Thursday, 6 April 2017

12:45 pm

Photo of Noel GrealishNoel Grealish (Galway West, Independent) | Oireachtas source

The Government has committed itself to do what it can to help Irish emigrants abroad as evidenced by the appointment of a Minister of State with responsibility for the diaspora and a Senator representing the diaspora. In this regard, I compliment the Taoiseach on speaking up for the undocumented Irish in America in his excellent speech in Washington last month. However, when it comes down to the practicalities, we appear to be putting barrier after barrier in the way of our emigrants returning home and making a contribution to the rebuilding of Ireland.

About 300,000 people left this country over the past decade to find work when jobs were not available here. Many others were forced to extend stays abroad because of the downturn in our economy. Many of these people now want to come back home, but for many it is an economic impossibility. The cost of motor insurance is typical of the issues they face. Drivers who have been out of the country for just two years lose any no-claims entitlements they had before they left, possibly adding thousands to already prohibitive insurance costs.

There is also a particular barrier regarding access to universities and third-level colleges. If people have lived outside the EU for two of the previous five years their children are treated as international students and must pay exorbitant fees to go to college. Those fees could come to €100,000 for an undergraduate course.

I was recently contacted by a group of Irish families living and working in California for the past three to 12 years. Most of them work with Medtronic, the medical device manufacturer, whose plant in Galway is one of the largest employers in Ireland with close to 3,000 workers directly employed there. These are mainly highly educated and skilled people, Irish to the core, who feel they have much to contribute to this country if they were to return. With many of them now having children approaching college age they are anxious that they should get an Irish third level education, but the costs allied to the reduction to their salaries should they return to Ireland, make this prohibitive. If they go to college in the United States it is likely that they will stay there for their lives, their talents lost to Ireland along with those of their parents.

Others in the United States are becoming more fearful for their future there because they are undocumented. For them and many other Irish families in Australia, Canada and around the globe, the question of returning home is a heartbreaking quandary because they know if they do, their children will not be able to advance to a college education which is considered a basic necessity for accessing so many careers today.
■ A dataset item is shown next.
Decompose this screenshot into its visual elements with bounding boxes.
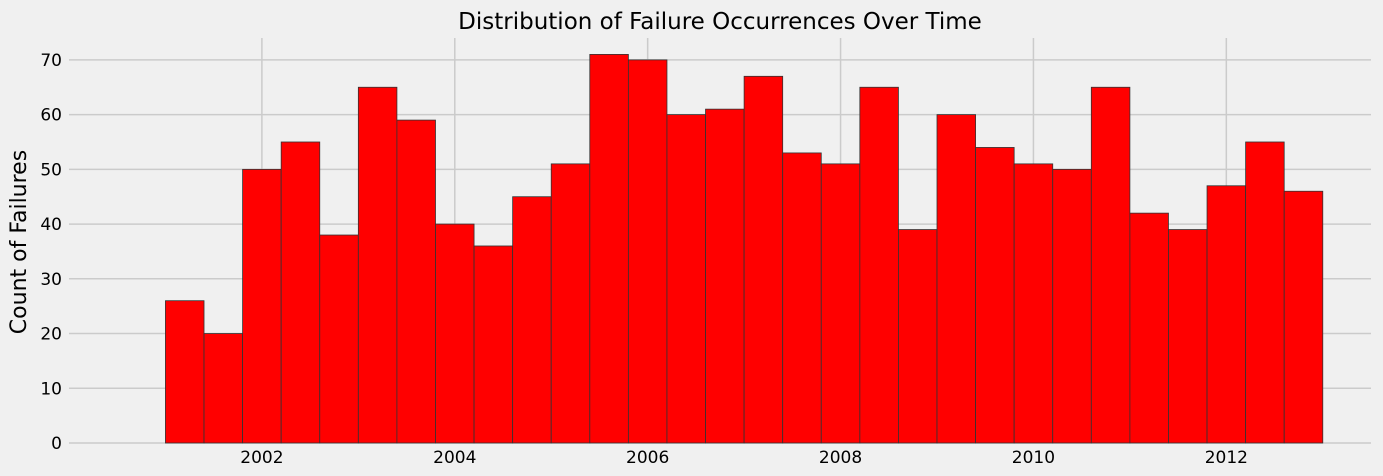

When will the Government remove the barrier to people returning home and relax the strict residency rules that are preventing Irish children from accessing affordable Irish education that should be their right? They are essentially being treated as foreigners in their own land.

One of the greatest difficulties for the undocumented Irish in the United States is the renewal of their Irish driver's licence. For many, it is the only thing preventing deportation from the United States. In all the sanctuary cities, the production of that licence saves people from arrest.

An Irish passport can be renewed online and at the post office, but a driver's licence cannot be renewed unless the applicant presents himself or herself in person at a National Driver Licence Service centre in this country. This is an impossibility for those living in the US and other parts of the world. When will the same online renewal facilities be extended to cover driver licences?